Her love of these sister arts informed her work always. Her early figurative pieces are alive with the joy of music and dance; tangible both in their subject matter and style. Her drawings combined fluid lines with spontaneous, dynamic, gestures in the manner of the Fauvist painters, who were key influences on her practice.
As her work evolved, it moved towards semi-abstraction. Her untitled 1966 oil on canvas marks a key moment in this evolution and demonstrates her gift as a colourist. Most notably, it makes explicit reference to the influence of the artist Matisse, the rhythms and colour frame here directly echoing that of this 1909 study ‘Dance I’.
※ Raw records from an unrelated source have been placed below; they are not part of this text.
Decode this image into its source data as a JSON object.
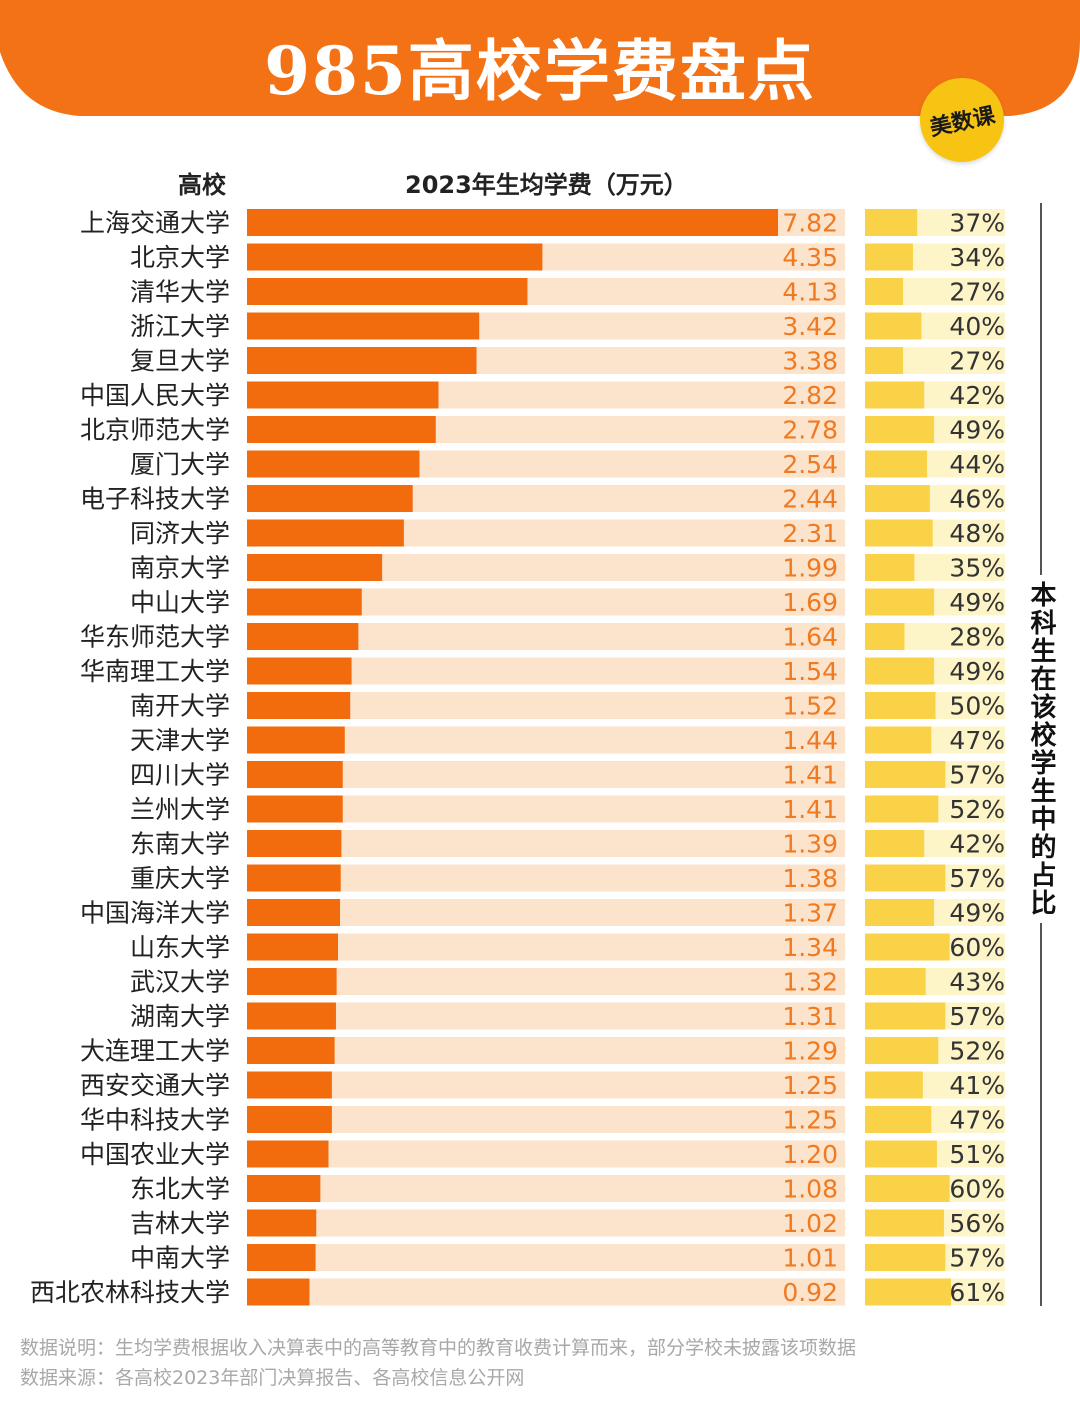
{
  "title": "985高校学费盘点",
  "brand": "美数课",
  "headers": {
    "school": "高校",
    "fee": "2023年生均学费（万元）"
  },
  "side_label": "本科生在该校学生中的占比",
  "notes": {
    "description": "数据说明：生均学费根据收入决算表中的高等教育中的教育收费计算而来，部分学校未披露该项数据",
    "source": "数据来源：各高校2023年部门决算报告、各高校信息公开网"
  },
  "colors": {
    "banner": "#f47216",
    "fee_bar": "#f26b0c",
    "fee_track": "#fbe3cc",
    "fee_label": "#f07a20",
    "share_bar": "#f9d247",
    "share_track": "#fdf4c7",
    "share_label": "#333333"
  },
  "chart_data": {
    "type": "bar",
    "orientation": "horizontal",
    "categories": [
      "上海交通大学",
      "北京大学",
      "清华大学",
      "浙江大学",
      "复旦大学",
      "中国人民大学",
      "北京师范大学",
      "厦门大学",
      "电子科技大学",
      "同济大学",
      "南京大学",
      "中山大学",
      "华东师范大学",
      "华南理工大学",
      "南开大学",
      "天津大学",
      "四川大学",
      "兰州大学",
      "东南大学",
      "重庆大学",
      "中国海洋大学",
      "山东大学",
      "武汉大学",
      "湖南大学",
      "大连理工大学",
      "西安交通大学",
      "华中科技大学",
      "中国农业大学",
      "东北大学",
      "吉林大学",
      "中南大学",
      "西北农林科技大学"
    ],
    "series": [
      {
        "name": "2023年生均学费（万元）",
        "values": [
          7.82,
          4.35,
          4.13,
          3.42,
          3.38,
          2.82,
          2.78,
          2.54,
          2.44,
          2.31,
          1.99,
          1.69,
          1.64,
          1.54,
          1.52,
          1.44,
          1.41,
          1.41,
          1.39,
          1.38,
          1.37,
          1.34,
          1.32,
          1.31,
          1.29,
          1.25,
          1.25,
          1.2,
          1.08,
          1.02,
          1.01,
          0.92
        ],
        "labels": [
          "7.82",
          "4.35",
          "4.13",
          "3.42",
          "3.38",
          "2.82",
          "2.78",
          "2.54",
          "2.44",
          "2.31",
          "1.99",
          "1.69",
          "1.64",
          "1.54",
          "1.52",
          "1.44",
          "1.41",
          "1.41",
          "1.39",
          "1.38",
          "1.37",
          "1.34",
          "1.32",
          "1.31",
          "1.29",
          "1.25",
          "1.25",
          "1.20",
          "1.08",
          "1.02",
          "1.01",
          "0.92"
        ]
      },
      {
        "name": "本科生在该校学生中的占比",
        "values": [
          37,
          34,
          27,
          40,
          27,
          42,
          49,
          44,
          46,
          48,
          35,
          49,
          28,
          49,
          50,
          47,
          57,
          52,
          42,
          57,
          49,
          60,
          43,
          57,
          52,
          41,
          47,
          51,
          60,
          56,
          57,
          61
        ],
        "labels": [
          "37%",
          "34%",
          "27%",
          "40%",
          "27%",
          "42%",
          "49%",
          "44%",
          "46%",
          "48%",
          "35%",
          "49%",
          "28%",
          "49%",
          "50%",
          "47%",
          "57%",
          "52%",
          "42%",
          "57%",
          "49%",
          "60%",
          "43%",
          "57%",
          "52%",
          "41%",
          "47%",
          "51%",
          "60%",
          "56%",
          "57%",
          "61%"
        ]
      }
    ]
  }
}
Berenice was always experimental in her approach. Her playfulness with colour, form and rhythm eventually lead her to abandon figurative work altogether, in favour of full-abstraction. She made prints that have been called Calder-esque in their use of bold colour and their examination of the relationship between form and movement. However, their approach to representation might also be compared to Jean Arp’s; like his her abstract compositions have an organised abstract language that seems to describe organic forms.
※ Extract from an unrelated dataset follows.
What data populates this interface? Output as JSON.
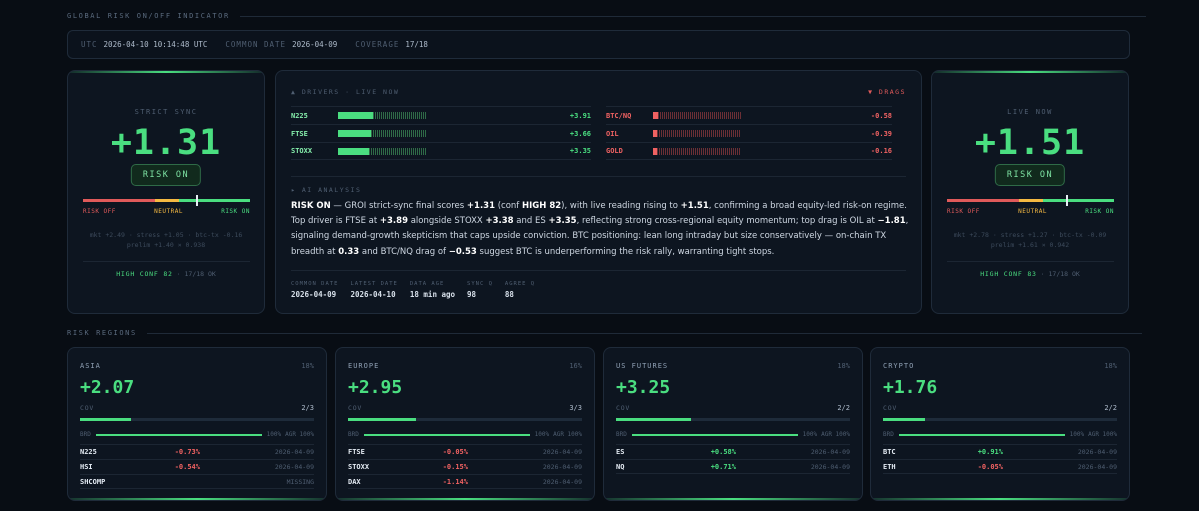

Her later oil paintings have a decisive kinetic energy that aligns her with Bridget Riley and others of the Op Art movement. In them she developed the vocabulary that began in her screenprints and etchings. Abstract shapes based on specific organic forms – ovals, lines, swirls, curves, triangles – exist in vibrant, pulsating, relationships with each other. These works are non-representational, yet firmly rooted in nature, depicting a world memorably described as Berenice’s own floating cosmos. And, if Henri Matisse’s influence prevailed, they perhaps were indeed the realisation of an attempt to present her interior vision of the world ‘as directly as possible and by the simplest means’[1].
Certainly by the early 1970s Berenice was entering the mid-point of an exciting and flourishing career. She was exhibiting widely and successfully in group and solo shows, at the Leicester Galleries in London for example, Kenwood House and the Leicester Museum and Art Gallery; she had been chosen to represent Britain in the Biennale della Grafica m’Arte, Florence; and she had begun teaching, delivering a series of lectures and workshops on etching at Leeds University. Before her death she would have participated in 40 exhibitions worldwide.
So, although Berenice Sydney died shortly before her 39th birthday, her career was substantial to say the least; if somewhat overlooked as in the case of many women artists. She was largely self-taught, having cut short her education at Central School of Art & Design, considering herself ill-suited for formal training in art, to set up her own studio in Chelsea. Her impatience to practice unrestrained by academic systems seems to have made utter sense. She was voraciously experimental, intellectual and driven. Her body of work was prolific. And she was arguably one of the most talented and original artists working in Britain in the late 1960s and early 1970s.